Oberlin College refunds to rein in debt structure risk
Ohio-based Oberlin College is pricing $82 million of taxable bonds to replace direct placement bonds sold in 2009 and 2014 as it looks to right its financial ship with lackluster enrollment continuing to pressure its finances.
Oberlin, which has been battling tuition revenue declines as a result of a drop in students attending the college, said the bonds will be structured as fixed-rate bonds that will eliminate exposure to bank risk, covenant risk, put remarketing risk and tax risk.
Morgan Stanley is the senior manager. Frantz Ward LLP is bond counsel and PFM Financial Advisors LLC is advising the college.
The college is heading into the market as it remains the center of a libel lawsuit that could cost it more than $25 million in punitive damages.
Oberlin listed the lawsuit in the "investment considerations" section of its offering statement, but also stresses that it is confident in the adequacy of its resources and risk mitigation strategies to satisfy any liability that could ultimately result from the litigation and judgment.
“While the impact of this litigation and judgment on college operations and finances cannot be predicated with certainty the college is confident that the ultimate resolution of this litigation and judgment will not result in any material adverse effect on the college's financial condition or on its ability to meet its financial obligations including the repayment of debt service on the bonds,” the offering document stated.
Moody’s Investors Service rates the bonds Aa3, with a negative outlook. S&P Global Ratings rated the bonds AA with a negative outlook. Oberlin has roughly $187 million of bonds outstanding. The college has issued its tax-exempt debt through the conduit Ohio Higher Educational Facility Commission but does not require a conduit to sell taxable debt.
Moody’s said the rating reflects the college's strong financial profile and nationally recognized brand.

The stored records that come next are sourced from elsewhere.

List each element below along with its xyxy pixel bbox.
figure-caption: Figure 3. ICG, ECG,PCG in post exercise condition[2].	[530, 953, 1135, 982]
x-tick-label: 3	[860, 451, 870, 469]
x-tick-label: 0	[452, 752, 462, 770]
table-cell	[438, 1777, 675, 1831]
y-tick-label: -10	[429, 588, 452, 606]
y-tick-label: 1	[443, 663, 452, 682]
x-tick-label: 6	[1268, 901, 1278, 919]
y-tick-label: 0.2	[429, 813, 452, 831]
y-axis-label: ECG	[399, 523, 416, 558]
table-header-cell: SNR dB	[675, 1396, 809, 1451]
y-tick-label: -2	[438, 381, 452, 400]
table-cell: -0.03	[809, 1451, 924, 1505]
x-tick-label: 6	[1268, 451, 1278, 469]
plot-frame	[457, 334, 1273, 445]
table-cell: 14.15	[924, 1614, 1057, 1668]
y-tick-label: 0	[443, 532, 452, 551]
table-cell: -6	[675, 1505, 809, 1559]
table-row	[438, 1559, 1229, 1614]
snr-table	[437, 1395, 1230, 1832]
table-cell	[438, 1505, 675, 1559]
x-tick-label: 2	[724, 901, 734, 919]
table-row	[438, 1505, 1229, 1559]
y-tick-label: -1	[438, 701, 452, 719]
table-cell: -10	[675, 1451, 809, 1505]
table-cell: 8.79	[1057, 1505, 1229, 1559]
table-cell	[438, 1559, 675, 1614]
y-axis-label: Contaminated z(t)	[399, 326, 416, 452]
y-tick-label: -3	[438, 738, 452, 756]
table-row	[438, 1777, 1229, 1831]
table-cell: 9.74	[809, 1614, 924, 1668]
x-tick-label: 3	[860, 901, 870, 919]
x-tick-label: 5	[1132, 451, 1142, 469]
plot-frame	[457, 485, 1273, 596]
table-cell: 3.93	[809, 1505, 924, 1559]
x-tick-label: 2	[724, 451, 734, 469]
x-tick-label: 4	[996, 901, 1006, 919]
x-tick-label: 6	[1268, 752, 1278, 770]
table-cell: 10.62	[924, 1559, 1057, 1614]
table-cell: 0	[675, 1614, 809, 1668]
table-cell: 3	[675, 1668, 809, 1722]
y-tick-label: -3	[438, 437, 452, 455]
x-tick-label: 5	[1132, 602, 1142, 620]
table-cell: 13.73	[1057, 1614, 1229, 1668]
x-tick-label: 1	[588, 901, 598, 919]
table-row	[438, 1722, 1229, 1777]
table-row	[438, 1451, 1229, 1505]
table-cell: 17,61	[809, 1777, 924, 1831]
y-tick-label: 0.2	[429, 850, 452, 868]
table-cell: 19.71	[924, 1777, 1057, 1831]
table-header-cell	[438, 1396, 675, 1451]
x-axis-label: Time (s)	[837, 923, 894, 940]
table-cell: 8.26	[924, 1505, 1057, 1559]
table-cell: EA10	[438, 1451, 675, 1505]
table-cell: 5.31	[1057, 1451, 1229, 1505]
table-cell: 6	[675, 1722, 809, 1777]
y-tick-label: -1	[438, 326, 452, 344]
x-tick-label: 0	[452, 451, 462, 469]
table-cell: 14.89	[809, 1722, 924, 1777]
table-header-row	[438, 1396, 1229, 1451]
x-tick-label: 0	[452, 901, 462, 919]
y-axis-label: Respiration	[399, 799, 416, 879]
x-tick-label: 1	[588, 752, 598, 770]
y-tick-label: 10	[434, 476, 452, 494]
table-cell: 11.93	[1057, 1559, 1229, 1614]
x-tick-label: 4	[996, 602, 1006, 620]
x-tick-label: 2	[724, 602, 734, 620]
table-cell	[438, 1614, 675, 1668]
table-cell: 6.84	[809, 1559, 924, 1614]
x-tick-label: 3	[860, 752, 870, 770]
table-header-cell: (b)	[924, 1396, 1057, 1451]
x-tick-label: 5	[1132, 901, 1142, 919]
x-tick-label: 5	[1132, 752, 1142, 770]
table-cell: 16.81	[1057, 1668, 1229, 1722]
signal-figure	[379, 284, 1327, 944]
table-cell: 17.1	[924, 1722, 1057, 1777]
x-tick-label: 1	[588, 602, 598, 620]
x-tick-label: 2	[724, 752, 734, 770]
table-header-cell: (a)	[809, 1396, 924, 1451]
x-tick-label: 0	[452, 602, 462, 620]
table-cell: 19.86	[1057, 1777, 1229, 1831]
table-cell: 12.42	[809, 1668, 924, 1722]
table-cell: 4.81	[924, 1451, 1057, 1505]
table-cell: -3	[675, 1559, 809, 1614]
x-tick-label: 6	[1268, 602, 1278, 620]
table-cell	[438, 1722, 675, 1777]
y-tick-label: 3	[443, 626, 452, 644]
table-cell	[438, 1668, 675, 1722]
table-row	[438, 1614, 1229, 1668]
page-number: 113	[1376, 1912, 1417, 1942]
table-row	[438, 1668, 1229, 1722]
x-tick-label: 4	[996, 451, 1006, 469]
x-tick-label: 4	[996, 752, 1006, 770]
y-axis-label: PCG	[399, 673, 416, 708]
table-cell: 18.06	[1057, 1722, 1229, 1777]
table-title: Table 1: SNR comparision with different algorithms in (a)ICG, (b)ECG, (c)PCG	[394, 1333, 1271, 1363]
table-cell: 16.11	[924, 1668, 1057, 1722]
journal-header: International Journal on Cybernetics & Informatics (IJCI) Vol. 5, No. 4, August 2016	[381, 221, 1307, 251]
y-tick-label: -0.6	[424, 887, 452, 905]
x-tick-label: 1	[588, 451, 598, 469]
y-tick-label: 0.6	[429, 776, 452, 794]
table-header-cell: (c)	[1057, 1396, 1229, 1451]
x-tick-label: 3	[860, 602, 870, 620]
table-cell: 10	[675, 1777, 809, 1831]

“However, competitive challenges will continue to suppress pricing flexibility and net tuition revenue growth,” the rating agency wrote.
“The negative outlook continues to reflect our view of some weakening in the college's enrollment and demand metrics, as well as its operating performance,” S&P said. “While balance-sheet metrics remain reasonable, it is our view that failure to realize operational improvements to sustain long-term break-even or better performance and stabilize enrollment could warrant a lower rating.”
Moody’s said that the 2019 bonds will reduce the college’s debt structure risk.
The bonds will eliminate the tender risk associated with the privately placed Series 2014A and 2014B bonds. The college will no longer be subject to the acceleration risk resulting from the ratings covenants associated with these bonds. Additionally, upcoming bullet maturities in 2019 and 2024 are now eliminated. The Series 2019 bonds will extend the final maturity of the existing bonds with an $82 million bullet payment due in fiscal 2050.
“Upon execution of this transaction, debt service will be significantly more level than previously, with annual payments ranging from $3.4 million to $11.8 million (averaging $8 million) through fiscal 2049,” Moody’s said.
Total headcount at the private liberal arts school in Oberlin declined for the fourth consecutive year in the fall of 2018, decreasing to 2,812 compared with 2,853 in fall 2017.
The libel lawsuit stems from student protests that accused Gibson’s Bakery in the city of Oberlin of racial profiling and discrimination after an underage African-American Oberlin student was held for attempting to shoplift wine and two others were involved in a scuffle outside the store in 2016. All three subsequently pleaded guilty.
A jury in June found Oberlin College institutionally supported the allegations of racism made by its students, as members of Oberlin's student senate published a resolution saying Gibson's had "a history of racial profiling and discriminatory treatment," while students also used a campus printer to distribute a flyer that accused Gibson's of being a "racist establishment." The bakery argued that the school suspended classes to facilitate protests and a school administrator was on the scene.
The bakery was originally awarded $44 million in damages, but that was reduced to $25 million weeks later because of a state cap on punitive damages. The college has not decided whether it will appeal the verdict.
Oberlin said it intends to take steps as necessary in an effort to avoid the case being a distraction or a detriment to its educational mission.